I believe that the visualization produced for question 2.7 is, arguably, more effective than the vizualizations produced for 2.5 and 2.6. Although they express the same information - namely, count of cast per movie in various roles, encoded by gender and whether or not they passed the bechdel test - it is much easier to glean the relevant quantitative information from 2.7(count of cast in each role, seperated by gender, per movie). While the encoding does somewhat help in terms of bringing out the quantitative information in 2.5 and 2.6, it would take much longer for a new viewer to parse it out. In regards to 2.5, the viewer has to scroll all the way down to the x-axis labels in order to obtain the cast count, and then guide their vision upwards to the relevant bar. In other words, they have to go through a two step process in order to obtain a single value. 2.6 is arguably even worse than 2.5 in this respect, in the sense that it is nearly impossible for the viewer to judge, with exact precision, the count of cast for any movie.

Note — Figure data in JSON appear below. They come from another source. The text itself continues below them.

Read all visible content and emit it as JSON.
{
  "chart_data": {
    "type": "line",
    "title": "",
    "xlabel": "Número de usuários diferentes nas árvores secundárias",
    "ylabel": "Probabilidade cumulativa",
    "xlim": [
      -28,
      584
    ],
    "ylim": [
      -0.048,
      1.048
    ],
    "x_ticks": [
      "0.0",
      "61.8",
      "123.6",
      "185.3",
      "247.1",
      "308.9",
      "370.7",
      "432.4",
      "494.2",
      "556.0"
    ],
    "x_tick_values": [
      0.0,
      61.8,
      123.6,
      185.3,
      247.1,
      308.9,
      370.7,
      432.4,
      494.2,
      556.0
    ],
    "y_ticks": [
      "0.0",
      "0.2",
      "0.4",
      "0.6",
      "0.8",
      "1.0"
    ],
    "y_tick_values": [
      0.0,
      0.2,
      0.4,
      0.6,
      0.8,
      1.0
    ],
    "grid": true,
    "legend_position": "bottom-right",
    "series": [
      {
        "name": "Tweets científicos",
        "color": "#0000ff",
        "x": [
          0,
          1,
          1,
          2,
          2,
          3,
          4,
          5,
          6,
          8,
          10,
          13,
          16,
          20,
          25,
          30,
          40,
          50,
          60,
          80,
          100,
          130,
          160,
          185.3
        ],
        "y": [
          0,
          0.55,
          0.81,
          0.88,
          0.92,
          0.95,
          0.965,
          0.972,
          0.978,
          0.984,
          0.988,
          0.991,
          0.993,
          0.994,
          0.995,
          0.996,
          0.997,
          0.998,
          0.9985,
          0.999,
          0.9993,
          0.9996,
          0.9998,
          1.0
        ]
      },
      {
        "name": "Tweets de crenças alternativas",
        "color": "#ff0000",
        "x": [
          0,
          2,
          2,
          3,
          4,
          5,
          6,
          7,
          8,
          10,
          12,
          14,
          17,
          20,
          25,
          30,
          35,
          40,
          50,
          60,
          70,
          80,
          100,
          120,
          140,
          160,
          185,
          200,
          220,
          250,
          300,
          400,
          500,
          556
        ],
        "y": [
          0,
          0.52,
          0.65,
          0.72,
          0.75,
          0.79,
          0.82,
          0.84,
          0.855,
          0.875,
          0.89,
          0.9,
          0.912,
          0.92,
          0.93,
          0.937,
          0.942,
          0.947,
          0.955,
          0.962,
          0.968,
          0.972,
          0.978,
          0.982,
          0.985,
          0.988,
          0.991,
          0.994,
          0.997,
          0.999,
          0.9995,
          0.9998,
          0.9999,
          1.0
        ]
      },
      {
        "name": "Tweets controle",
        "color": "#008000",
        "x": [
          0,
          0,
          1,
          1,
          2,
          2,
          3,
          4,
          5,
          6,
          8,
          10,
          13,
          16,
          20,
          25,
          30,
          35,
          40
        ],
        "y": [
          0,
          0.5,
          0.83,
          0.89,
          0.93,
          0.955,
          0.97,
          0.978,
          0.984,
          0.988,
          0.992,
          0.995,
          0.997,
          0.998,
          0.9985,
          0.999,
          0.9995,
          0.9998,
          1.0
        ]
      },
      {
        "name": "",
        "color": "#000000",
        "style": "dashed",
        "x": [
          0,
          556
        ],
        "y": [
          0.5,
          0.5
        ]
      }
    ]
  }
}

While the legend does offer a rough estimate of size to value, it is incredibly easy to misjudge size, and thereby misjudge the value. 

The only rather glaring issue with the combined visualization in 2.7, is that it's impossible to know which of the two visualizations correspond to which gender. Although it would result in potential visual clutter, if this is something the creator of the graph is attempting to convey, labels above each graph that indicate this information is essential.